The end products of undressing are cores, nucleocapsids, or nucleic acids. For a number of viruses, it has been shown that the product of stripping is not naked nucleic acids, but nucleic acids associated with an internal viral protein. For example, the end product of the undressing of picornaviruses is RNA covalently linked to the VP g protein, the end product of the undressing of adenoviruses, polyoma virus, and SV40 is DNA covalently linked to one of the internal viral proteins.
In some cases, the ability of viruses to cause an infectious process is determined by the possibility of their undressing in the cell of this system. Thus, this stage is one of the stages limiting the infection.

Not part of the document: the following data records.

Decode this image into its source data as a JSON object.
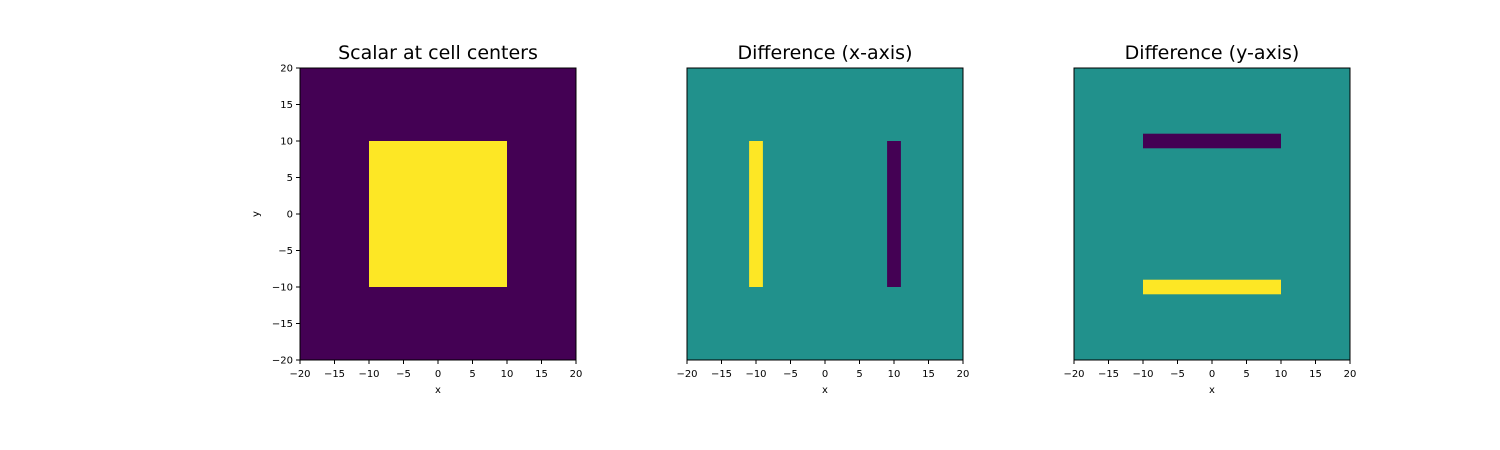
{
  "figure": {
    "background": "#ffffff"
  },
  "colors": {
    "low": "#440154",
    "mid": "#21918c",
    "high": "#fde725",
    "frame": "#000000"
  },
  "chart_data": [
    {
      "type": "heatmap",
      "title": "Scalar at cell centers",
      "xlabel": "x",
      "ylabel": "y",
      "xlim": [
        -20,
        20
      ],
      "ylim": [
        -20,
        20
      ],
      "xticks": [
        -20,
        -15,
        -10,
        -5,
        0,
        5,
        10,
        15,
        20
      ],
      "yticks": [
        -20,
        -15,
        -10,
        -5,
        0,
        5,
        10,
        15,
        20
      ],
      "show_yticks": true,
      "background": "low",
      "regions": [
        {
          "x": [
            -10,
            10
          ],
          "y": [
            -10,
            10
          ],
          "color": "high"
        }
      ]
    },
    {
      "type": "heatmap",
      "title": "Difference (x-axis)",
      "xlabel": "x",
      "ylabel": "",
      "xlim": [
        -20,
        20
      ],
      "ylim": [
        -20,
        20
      ],
      "xticks": [
        -20,
        -15,
        -10,
        -5,
        0,
        5,
        10,
        15,
        20
      ],
      "yticks": [],
      "show_yticks": false,
      "background": "mid",
      "regions": [
        {
          "x": [
            -11,
            -9
          ],
          "y": [
            -10,
            10
          ],
          "color": "high"
        },
        {
          "x": [
            9,
            11
          ],
          "y": [
            -10,
            10
          ],
          "color": "low"
        }
      ]
    },
    {
      "type": "heatmap",
      "title": "Difference (y-axis)",
      "xlabel": "x",
      "ylabel": "",
      "xlim": [
        -20,
        20
      ],
      "ylim": [
        -20,
        20
      ],
      "xticks": [
        -20,
        -15,
        -10,
        -5,
        0,
        5,
        10,
        15,
        20
      ],
      "yticks": [],
      "show_yticks": false,
      "background": "mid",
      "regions": [
        {
          "x": [
            -10,
            10
          ],
          "y": [
            9,
            11
          ],
          "color": "low"
        },
        {
          "x": [
            -10,
            10
          ],
          "y": [
            -11,
            -9
          ],
          "color": "high"
        }
      ]
    }
  ]
}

The undressing of a number of viruses occurs in specialized areas inside the cell (lysosomes, structures of the Golgi apparatus, perinuclear space, nuclear pores on the nuclear membrane). When the viral and cellular membranes merge, penetration into the cell is combined with undressing.

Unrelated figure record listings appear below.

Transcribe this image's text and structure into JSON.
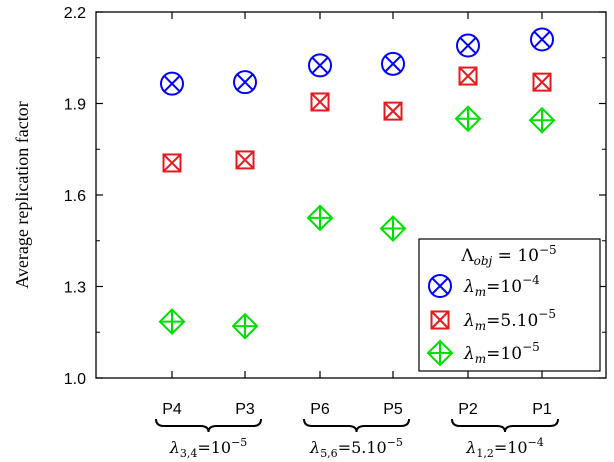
{
  "chart_data": {
    "type": "scatter",
    "title": "",
    "xlabel": "",
    "ylabel": "Average replication factor",
    "categories": [
      "P4",
      "P3",
      "P6",
      "P5",
      "P2",
      "P1"
    ],
    "ylim": [
      1.0,
      2.2
    ],
    "yticks": [
      "1.0",
      "1.3",
      "1.6",
      "1.9",
      "2.2"
    ],
    "grid": false,
    "legend_position": "bottom-right",
    "legend_header": "Λobj = 10^-5",
    "series": [
      {
        "name": "λm = 10^-4",
        "marker": "circle-x",
        "color": "#0000ff",
        "values": [
          1.965,
          1.97,
          2.025,
          2.03,
          2.09,
          2.11
        ]
      },
      {
        "name": "λm = 5.10^-5",
        "marker": "square-x",
        "color": "#e8191c",
        "values": [
          1.705,
          1.715,
          1.905,
          1.875,
          1.99,
          1.97
        ]
      },
      {
        "name": "λm = 10^-5",
        "marker": "diamond-plus",
        "color": "#00e000",
        "values": [
          1.185,
          1.17,
          1.525,
          1.49,
          1.85,
          1.845
        ]
      }
    ],
    "groups": [
      {
        "members": [
          "P4",
          "P3"
        ],
        "label_sym": "λ",
        "label_sub": "3,4",
        "label_eq": "=",
        "label_val": "10",
        "label_exp": "−5"
      },
      {
        "members": [
          "P6",
          "P5"
        ],
        "label_sym": "λ",
        "label_sub": "5,6",
        "label_eq": "=",
        "label_val": "5.10",
        "label_exp": "−5"
      },
      {
        "members": [
          "P2",
          "P1"
        ],
        "label_sym": "λ",
        "label_sub": "1,2",
        "label_eq": "=",
        "label_val": "10",
        "label_exp": "−4"
      }
    ],
    "legend": {
      "header_sym": "Λ",
      "header_sub": "obj",
      "header_eq": " = ",
      "header_val": "10",
      "header_exp": "−5",
      "entries": [
        {
          "sym": "λ",
          "sub": "m",
          "eq": "=",
          "val": "10",
          "exp": "−4"
        },
        {
          "sym": "λ",
          "sub": "m",
          "eq": "=",
          "val": "5.10",
          "exp": "−5"
        },
        {
          "sym": "λ",
          "sub": "m",
          "eq": "=",
          "val": "10",
          "exp": "−5"
        }
      ]
    }
  }
}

Undressing and intracellular transport are interrelated processes: if proper intracellular transport to the undressing sites is disturbed, the viral particle enters the lysosome and is destroyed by lysosomal enzymes.

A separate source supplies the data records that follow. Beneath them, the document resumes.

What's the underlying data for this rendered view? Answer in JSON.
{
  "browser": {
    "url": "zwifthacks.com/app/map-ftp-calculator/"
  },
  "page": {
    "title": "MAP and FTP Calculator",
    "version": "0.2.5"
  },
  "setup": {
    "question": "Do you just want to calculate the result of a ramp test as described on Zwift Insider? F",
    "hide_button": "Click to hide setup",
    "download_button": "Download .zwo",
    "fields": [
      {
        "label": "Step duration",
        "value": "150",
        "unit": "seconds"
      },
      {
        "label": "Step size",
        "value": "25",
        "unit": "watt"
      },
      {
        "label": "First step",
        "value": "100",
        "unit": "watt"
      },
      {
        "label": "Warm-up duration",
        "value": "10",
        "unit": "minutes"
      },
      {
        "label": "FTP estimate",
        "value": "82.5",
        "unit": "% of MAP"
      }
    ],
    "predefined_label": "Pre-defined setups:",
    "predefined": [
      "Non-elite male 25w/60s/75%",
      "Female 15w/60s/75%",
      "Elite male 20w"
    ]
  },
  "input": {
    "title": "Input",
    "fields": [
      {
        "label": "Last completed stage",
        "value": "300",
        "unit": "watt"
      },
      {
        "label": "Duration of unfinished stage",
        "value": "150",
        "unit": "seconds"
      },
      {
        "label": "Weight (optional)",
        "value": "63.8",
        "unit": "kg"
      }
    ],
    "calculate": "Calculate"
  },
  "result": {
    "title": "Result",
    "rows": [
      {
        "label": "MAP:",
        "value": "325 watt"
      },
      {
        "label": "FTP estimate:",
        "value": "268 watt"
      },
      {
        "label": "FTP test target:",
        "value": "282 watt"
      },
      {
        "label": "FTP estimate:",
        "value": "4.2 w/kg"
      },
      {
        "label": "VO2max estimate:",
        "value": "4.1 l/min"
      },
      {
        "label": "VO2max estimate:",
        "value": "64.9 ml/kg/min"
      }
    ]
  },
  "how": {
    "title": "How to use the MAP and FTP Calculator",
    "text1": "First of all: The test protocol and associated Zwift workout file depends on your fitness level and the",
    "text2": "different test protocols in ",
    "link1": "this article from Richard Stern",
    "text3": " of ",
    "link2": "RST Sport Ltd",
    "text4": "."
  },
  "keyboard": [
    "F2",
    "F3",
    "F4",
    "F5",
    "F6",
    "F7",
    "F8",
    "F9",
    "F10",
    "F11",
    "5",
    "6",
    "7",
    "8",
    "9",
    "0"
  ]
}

Intermediate forms when undressing. The undressing of the virus particle is carried out gradually as a result of a series of successive reactions. For example, during the undressing process, picornaviruses go through a series of stages with the formation of intermediate subviral particles with sizes from 156 S to 12 S. The undressing of ECHO viruses has the following stages: virions (156 S) - A-particles (130S), RNP and empty capsids (80S) -RNA with a terminal protein (12S). The undressing of adenoviruses occurs in the cytoplasm and nuclear pores and has at least 3 stages: 1) the formation of subviral particles with a higher density than virions; 2) the formation of cores in which 3 viral proteins are absent; 3) the formation of a DNA-protein complex, in which DNA is covalently linked to a terminal protein. In the process of undressing, the polyoma virus loses its outer proteins and turns into a subviral particle with a sedimentation coefficient of 48 S. Then the particles bind to nuclear proteins (histones) and a 190 S complex is formed (with a sedimentation coefficient of 190 S) that can cause an infectious process. The influenza virus first loses its lipoprotein envelope and turns into a subviral particle, from which, after removal of the M-protein, the nucleocapsid is released.
The preparatory phase of the reproduction of viruses - the concept and types. Classification and features of the category "Preparatory phase of virus reproduction" 2017, 2018.